10/10
the banality of evil
30 October 2022
Usually, documentaries about atrocities focus on the victims, featuring interviews with people who describe the horrors perpetrated on them. "The Act of Killing" takes an unusual approach: this Academy Award-nominated documentary focuses on the perpetrators. Specifically, it features interviews with people who carried out mass killings across Indonesia in the wake of Suharto's seizure of power. These goons were perfectly content to describe and even reenact how they slaughtered anyone who posed a threat to the New Order; they knew that Indonesia's government would protect them. What the viewer also notices is how casually these murderers talk about their crimes, but how casually they live their lives. We may hear a lot about those who do good for the world, but there are plenty who do evil and go about their lives.

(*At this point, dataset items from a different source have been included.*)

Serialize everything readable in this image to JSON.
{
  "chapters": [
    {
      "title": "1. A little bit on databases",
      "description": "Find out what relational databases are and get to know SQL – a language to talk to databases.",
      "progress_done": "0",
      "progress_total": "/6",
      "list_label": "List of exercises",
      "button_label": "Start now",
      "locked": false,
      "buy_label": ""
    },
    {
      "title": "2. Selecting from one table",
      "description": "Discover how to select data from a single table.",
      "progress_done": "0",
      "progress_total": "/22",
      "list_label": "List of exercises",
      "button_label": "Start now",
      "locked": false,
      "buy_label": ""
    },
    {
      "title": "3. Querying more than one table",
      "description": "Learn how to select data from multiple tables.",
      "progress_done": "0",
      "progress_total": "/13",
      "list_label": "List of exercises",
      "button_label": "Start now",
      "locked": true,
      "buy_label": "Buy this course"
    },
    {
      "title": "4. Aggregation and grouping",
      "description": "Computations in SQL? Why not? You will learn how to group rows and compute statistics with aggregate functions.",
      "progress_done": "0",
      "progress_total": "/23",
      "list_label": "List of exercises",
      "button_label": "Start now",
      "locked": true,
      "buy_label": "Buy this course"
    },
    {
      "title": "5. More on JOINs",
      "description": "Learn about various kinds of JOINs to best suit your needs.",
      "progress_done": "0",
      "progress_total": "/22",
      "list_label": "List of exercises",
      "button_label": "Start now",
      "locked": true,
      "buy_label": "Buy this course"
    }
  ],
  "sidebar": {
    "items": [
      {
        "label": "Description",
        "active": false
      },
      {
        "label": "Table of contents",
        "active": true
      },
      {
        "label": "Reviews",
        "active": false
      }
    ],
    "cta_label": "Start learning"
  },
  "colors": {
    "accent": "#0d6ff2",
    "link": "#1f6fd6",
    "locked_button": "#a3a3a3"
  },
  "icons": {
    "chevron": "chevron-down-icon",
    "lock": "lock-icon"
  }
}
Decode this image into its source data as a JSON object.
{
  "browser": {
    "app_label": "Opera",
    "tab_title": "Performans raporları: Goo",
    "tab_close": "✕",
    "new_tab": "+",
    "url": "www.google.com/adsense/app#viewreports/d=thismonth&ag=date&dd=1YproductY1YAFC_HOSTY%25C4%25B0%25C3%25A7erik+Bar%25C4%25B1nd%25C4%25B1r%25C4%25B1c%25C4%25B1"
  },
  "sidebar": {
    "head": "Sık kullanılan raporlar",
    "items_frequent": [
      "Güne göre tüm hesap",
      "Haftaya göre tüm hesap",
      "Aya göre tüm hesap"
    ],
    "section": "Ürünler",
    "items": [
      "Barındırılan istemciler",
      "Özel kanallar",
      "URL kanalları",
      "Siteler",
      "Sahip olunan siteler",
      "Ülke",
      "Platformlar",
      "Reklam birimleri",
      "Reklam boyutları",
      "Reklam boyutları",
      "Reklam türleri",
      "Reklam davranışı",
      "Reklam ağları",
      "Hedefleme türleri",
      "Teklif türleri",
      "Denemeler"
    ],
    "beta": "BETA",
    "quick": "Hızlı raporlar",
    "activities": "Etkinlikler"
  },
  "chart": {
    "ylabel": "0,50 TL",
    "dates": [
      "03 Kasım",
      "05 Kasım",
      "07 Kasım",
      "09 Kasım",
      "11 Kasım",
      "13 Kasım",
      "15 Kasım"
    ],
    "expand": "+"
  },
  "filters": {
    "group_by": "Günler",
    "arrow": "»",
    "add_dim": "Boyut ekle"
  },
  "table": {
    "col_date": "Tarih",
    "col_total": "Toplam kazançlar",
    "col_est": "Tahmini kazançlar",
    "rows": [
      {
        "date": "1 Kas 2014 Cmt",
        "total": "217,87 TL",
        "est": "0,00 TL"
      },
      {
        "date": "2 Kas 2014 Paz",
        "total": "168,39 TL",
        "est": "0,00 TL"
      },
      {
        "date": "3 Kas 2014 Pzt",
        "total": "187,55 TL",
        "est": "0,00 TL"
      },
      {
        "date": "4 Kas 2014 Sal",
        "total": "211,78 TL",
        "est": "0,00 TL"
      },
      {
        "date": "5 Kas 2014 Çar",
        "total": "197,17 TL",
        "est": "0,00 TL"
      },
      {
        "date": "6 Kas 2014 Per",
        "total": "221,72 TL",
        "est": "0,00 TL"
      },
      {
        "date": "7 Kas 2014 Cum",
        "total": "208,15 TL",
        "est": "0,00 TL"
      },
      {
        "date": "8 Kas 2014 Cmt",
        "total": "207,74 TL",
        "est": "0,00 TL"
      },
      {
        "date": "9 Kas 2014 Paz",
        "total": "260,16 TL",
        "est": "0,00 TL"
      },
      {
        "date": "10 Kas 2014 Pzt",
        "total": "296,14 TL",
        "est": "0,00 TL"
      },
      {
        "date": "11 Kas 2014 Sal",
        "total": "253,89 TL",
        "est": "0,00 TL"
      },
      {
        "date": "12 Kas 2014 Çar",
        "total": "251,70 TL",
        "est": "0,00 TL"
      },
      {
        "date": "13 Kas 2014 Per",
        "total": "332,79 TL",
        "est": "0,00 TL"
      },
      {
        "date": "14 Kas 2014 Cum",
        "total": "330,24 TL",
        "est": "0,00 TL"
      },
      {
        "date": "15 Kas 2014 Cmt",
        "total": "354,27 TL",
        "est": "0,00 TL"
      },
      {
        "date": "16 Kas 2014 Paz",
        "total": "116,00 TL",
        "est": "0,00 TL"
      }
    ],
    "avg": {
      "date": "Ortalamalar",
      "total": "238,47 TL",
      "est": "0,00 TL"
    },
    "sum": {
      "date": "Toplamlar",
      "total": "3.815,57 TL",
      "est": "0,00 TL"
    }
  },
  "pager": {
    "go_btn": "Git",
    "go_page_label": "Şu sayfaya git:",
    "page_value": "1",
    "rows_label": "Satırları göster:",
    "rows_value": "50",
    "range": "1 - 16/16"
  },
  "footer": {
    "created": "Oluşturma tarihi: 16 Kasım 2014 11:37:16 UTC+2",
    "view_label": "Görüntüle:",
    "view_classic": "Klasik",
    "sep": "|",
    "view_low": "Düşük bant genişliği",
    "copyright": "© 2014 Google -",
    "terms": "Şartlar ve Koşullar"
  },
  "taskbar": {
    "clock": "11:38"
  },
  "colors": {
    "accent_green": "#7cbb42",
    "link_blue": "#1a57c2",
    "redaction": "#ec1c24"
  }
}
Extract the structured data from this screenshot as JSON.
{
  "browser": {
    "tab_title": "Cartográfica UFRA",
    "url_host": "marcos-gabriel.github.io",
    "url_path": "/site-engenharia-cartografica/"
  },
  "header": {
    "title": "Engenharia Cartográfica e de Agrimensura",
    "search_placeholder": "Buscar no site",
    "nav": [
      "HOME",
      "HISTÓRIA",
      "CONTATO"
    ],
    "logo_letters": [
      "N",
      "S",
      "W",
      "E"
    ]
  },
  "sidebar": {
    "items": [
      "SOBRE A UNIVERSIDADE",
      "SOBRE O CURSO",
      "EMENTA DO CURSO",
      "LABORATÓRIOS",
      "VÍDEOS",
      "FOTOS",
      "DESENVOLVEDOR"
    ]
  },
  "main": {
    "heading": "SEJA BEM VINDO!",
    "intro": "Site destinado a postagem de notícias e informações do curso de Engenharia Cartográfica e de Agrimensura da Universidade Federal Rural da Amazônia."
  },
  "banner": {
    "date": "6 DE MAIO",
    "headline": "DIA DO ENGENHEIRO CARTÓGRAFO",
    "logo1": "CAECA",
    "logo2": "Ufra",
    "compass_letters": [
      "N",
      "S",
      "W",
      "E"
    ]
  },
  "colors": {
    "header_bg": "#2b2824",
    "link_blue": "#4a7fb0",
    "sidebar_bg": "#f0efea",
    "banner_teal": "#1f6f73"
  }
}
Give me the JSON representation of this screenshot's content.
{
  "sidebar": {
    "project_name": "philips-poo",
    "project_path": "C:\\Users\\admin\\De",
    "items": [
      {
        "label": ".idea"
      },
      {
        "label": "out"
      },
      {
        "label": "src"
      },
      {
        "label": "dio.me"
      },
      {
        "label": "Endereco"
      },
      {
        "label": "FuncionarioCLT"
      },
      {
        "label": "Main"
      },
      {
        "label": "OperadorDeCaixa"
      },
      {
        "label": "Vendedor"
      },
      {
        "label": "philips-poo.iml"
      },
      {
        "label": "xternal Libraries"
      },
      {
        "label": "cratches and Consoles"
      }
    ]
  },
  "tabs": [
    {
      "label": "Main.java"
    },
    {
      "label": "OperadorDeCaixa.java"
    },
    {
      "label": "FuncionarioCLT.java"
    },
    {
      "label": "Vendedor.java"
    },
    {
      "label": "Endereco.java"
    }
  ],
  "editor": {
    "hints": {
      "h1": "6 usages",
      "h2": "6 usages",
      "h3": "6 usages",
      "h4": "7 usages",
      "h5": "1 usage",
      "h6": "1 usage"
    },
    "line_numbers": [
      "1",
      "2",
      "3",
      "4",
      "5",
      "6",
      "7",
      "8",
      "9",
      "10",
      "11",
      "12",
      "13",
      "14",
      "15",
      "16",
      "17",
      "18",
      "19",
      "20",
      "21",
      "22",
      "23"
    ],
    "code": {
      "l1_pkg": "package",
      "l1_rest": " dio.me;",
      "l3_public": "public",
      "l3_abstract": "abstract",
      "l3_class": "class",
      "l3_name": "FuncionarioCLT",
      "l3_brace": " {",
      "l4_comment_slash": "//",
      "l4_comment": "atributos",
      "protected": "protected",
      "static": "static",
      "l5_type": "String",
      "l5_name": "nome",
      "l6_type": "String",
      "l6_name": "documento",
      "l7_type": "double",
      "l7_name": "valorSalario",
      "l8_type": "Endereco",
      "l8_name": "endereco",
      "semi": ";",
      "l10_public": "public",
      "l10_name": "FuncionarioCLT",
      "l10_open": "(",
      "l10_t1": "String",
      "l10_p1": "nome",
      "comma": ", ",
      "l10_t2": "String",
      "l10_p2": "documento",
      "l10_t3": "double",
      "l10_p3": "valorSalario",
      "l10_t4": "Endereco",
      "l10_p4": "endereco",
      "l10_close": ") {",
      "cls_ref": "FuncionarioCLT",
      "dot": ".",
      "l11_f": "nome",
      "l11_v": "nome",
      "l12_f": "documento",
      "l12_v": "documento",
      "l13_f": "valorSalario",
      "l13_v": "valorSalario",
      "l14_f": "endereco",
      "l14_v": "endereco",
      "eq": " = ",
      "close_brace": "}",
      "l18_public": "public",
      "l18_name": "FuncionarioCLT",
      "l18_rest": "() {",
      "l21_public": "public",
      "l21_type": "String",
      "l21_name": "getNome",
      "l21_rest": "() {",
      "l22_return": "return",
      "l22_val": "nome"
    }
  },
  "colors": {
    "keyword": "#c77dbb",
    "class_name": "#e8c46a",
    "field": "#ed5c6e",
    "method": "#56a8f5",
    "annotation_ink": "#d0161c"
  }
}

Over the decades that followed, Suharto turned Indonesia into Nike's sweatshop, and invaded East Timor, where he slaughtered almost a third of the population, all with the support of the US (the Santa Cruz massacre in 1991 turned opinion against support for Indonesia, eventually leading to a cessation of aid in 1999, after which Indonesia withdrew its troops from East Timor; East Timor became a country in 2002). Suharto resigned in 1998 but never got brought to justice, nor have the people who carried out the killings.

The moral that one might interpret from the documentary is that even the most "normal" person can commit unspeakable deeds and then feel as if it was a perfectly ordinary thing.